The cost is the response surface. The slorg result is not a one-liner answer. It is a structured object that looks roughly like:

{
  answer: "...",             // the draft from step 1, not the final
  knowledgeGraph: { ... },   // entities + relationships
  keywords: ["...", "..."],  // what we sent to SearxNG
  results: [
    {
      title: "...",
      source: "https://...", // URL only; SearxNG does merge engines
      score: 0.94,           // LLM's relevance estimate, 0–1
      content: "..."         // extracted body text
    },
    // ... more
  ],
  tokenCount: 1247
}

This is more data than most callers want. The CLI flattens it for a terminal display. The REST endpoint returns it whole. If you are using slorg as a library, you usually want to pick a few fields and ignore the rest.

The cost is also conceptual: users who are used to “AI search returns an answer” are not used to “AI search returns a draft plus a scored result list plus the plan.” We have to explain the result shape in the docs.

What source-awareness doesn’t fix

Source-aware retrieval is necessary for honest answers but it is not sufficient. Two failure modes survive even with full visibility:

The planner is wrong, confidently

If the draft answer in step 1 is wrong, the knowledge graph in step 2 will be wrong in a correlated way, the keywords in step 3 will go to the wrong topic, and the retrieved set will contain pages about the wrong thing. The per-result scores will be high for those pages — they really are relevant to the wrong question slorg ended up asking.

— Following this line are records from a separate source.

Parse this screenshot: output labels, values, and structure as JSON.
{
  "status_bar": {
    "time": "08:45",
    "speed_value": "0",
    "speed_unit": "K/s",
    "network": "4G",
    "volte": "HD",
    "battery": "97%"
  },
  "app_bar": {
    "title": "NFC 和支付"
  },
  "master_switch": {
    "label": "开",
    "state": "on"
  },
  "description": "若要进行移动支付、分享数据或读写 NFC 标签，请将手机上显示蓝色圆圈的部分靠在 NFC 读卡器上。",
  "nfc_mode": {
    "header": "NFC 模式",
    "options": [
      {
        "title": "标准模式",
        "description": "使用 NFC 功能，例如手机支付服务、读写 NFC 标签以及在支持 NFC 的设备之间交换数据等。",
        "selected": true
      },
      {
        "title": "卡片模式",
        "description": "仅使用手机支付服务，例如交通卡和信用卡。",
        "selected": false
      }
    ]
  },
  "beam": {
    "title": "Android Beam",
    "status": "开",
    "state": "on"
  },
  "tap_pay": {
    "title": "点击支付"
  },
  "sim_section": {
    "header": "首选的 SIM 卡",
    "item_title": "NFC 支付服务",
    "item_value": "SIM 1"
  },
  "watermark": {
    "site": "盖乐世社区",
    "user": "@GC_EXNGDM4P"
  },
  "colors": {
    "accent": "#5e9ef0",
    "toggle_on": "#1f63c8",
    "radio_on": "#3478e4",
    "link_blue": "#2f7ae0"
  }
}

Source awareness shows you the chain. It tells you the keywords were wrong. It does not automatically correct them. A future version could loop back from step 6 to step 3 if the score distribution looks off; that would make slorg agentic, and we’ve explicitly said no to that. The visibility is the feature; the correction is left to the human reading the response.

Engine bias is inherited

SearxNG is a meta-search engine. It does not have its own index; it aggregates Google, Bing, Yahoo, DuckDuckGo. Anything those engines decline to surface, slorg cannot surface. Anything they rank highly, slorg starts from. If the topic is one that Google has chosen to suppress, demote, or wrap in a “complex topic” disclaimer, slorg inherits that decision and there is nothing in the pipeline that compensates for it.

This is true of every system built on public search. We mention it because product copy elsewhere likes to imply that “AI-powered” somehow routes around editorial decisions by the underlying engines. It does not. slorg is more honest about it because the SearxNG layer is visible in the architecture page; it is not more capable of avoiding it.

What honest source-awareness looks like in the UI

We do not ship a UI. slorg is a CLI, a library, and a REST endpoint. But for the teams who have wired slorg into research dashboards, here is what works in practice:

None of this is novel. Research engineers building eval dashboards have been doing it for years. The point is that source-awareness lets you do it; an opaque “AI search” product does not.

The recommendation

If you are choosing between an opaque hosted AI search product and slorg, the choice is roughly: do you want to trust a vendor’s editorial layer, or do you want the visibility to make your own editorial decisions?

There is no shame in choosing the vendor. Vendors are faster, they polish the UI, they hide the failure modes. For many use cases — quick fact lookups, casual research — that is the right trade.

slorg exists for the cases where it is not. Where you actually need to know what your engine knows, and where “the engine returned this confident answer” is not enough.

In those cases, the result object is the product. The answer is just one field.